Eugénio Costa Almeida

O AngoNotícias, numa das suas últimas manchetes e tendo por base um artigo do “Agora” procurava analisar a nova geo-estratégia chinesa para África, através da ponta-de-lança que Angola está, ou parece estar, a ser na persecução da sua estratégia. Parece, porque, também em Moçambique e em outros países africanos, os chineses estão a adoptar as mesmas medidas mestras nas novas relações com África.

Durante um largo período essas relações esfriaram-se ou retraíram-se; nomeadamente no chamado “pós-queda do muro” com o protagonismo Ocidental a e acentuar e o Mundo socialista hibernar, para agora, e fazendo jus à sua proverbial paciência – primeiro assentaram a sua política interna de “um país, dois sistemas” – adoptarem uma agressiva política de desenvolvimento e cooperação. Ou seja, estão a procurar recuperar o estatuto de líder do terceiro Mundo, ou do chamado Mundo em desenvolvimento.
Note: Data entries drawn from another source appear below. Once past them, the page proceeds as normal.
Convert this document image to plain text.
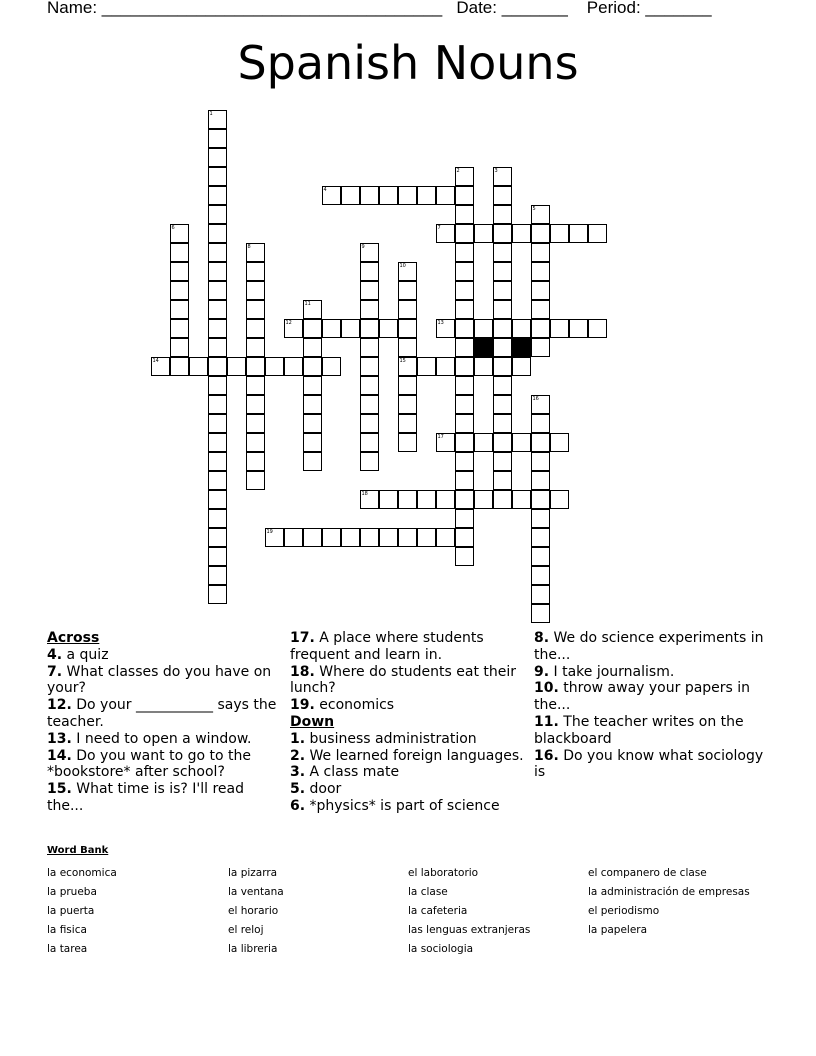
Name: ____________________________________ Date: _______ Period: _______
Spanish Nouns
1
2	3
4
5
6	7
8	9
10
15
11
12	13
14
16
17
18
19
Across
4. a quiz
7. What classes do you have on your?
12. Do your ___________ says the teacher.
13. I need to open a window.
14. Do you want to go to the *bookstore* after school?
15. What time is is? I'll read the...
17. A place where students frequent and learn in.
18. Where do students eat their lunch?
19. economics
Down
1. business administration
2. We learned foreign languages.
3. A class mate
5. door
6. *physics* is part of science
8. We do science experiments in the...
9. I take journalism.
10. throw away your papers in the...
11. The teacher writes on the blackboard
16. Do you know what sociology is
Word Bank
la economica
la prueba
la puerta
la fisica
la tarea
la pizarra
la ventana
el horario
el reloj
la libreria
el laboratorio
la clase
la cafeteria
las lenguas extranjeras
la sociologia
el companero de clase
la administración de empresas
el periodismo
la papelera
Não está em causa o protocolo de cooperação com a China; não estará em causa, também, a vinda de chineses (essa de olhos rasgados, pode-se pensar, mas nunca escrever; é pouco ético, para não dizer muito jingoísta) que poderá trazer uma mais-valia. Só que o problema é este mesmo.
Será que os chineses que vêm para Angola trarão mesmo mais-valia técnica e profissional? Ou será que é mão-de-obra barata e "calada" para executar as tarefas no mais curto espaço de tempo e custo. Pois isto é o que me parece estar a acontecer.
Não creio que a chegada de operários chineses esteja a trazer mais-valias qualificadoras aos operários angolanos. O problema, o grande problema, está que, enquanto para um angolano o tempo de trabalho tem "horas" claramente definidas, para um chinês esse mesmo tempo dura, caso necessário e passe o exagero, 24 horas.
É este o problema principal do convénio angolano-chinês, como tem sido, também, com outros Estados africanos. A exportação clara de mão-de-obra barata, não-qualificada e excedentária.
Vem dinheiro (nada mais incorrecto; dinheiro entra, mas petróleo e juros, mesmo que baixos, acabam por sair a maior velocidade) e com ele a recuperação de hospitais, escolas, estradas, casas, linhas-férreas, etc., mas vem, também, operariado não qualificado, ou deficientemente qualificado, a custos baixos para a China, que não para Angola. Apesar de estarem enquadrados no referido convénio, os angolanos acabam sempre por pagar a sua estadia, sem que eles deixem realmente qualquer mais-valia profissional técnica ou formativa
Mas apesar disso, não deveremos deixar de aprender qualquer coisa a sua estadia; nem que seja como recuperar os caminhos-de-ferro para a sua manutenção futura, ou como melhorar as estradas para desenvolver o país e, mais tarde, saber como manter a sua conservação (isto de Angola, em tempos, ter tido das melhores empresas africanas de terraplanagens e não precisar de ensinamentos… mas isto foi antes duma estúpida guerra que só acabou há quatro anos…será?) ou como tornar a engenharia reconstrutiva mais produtiva.
Por vezes, ver – que não só olhar – também ajuda a apreender mais-valias. Vê-se, pratica-se; logo, aprende-se!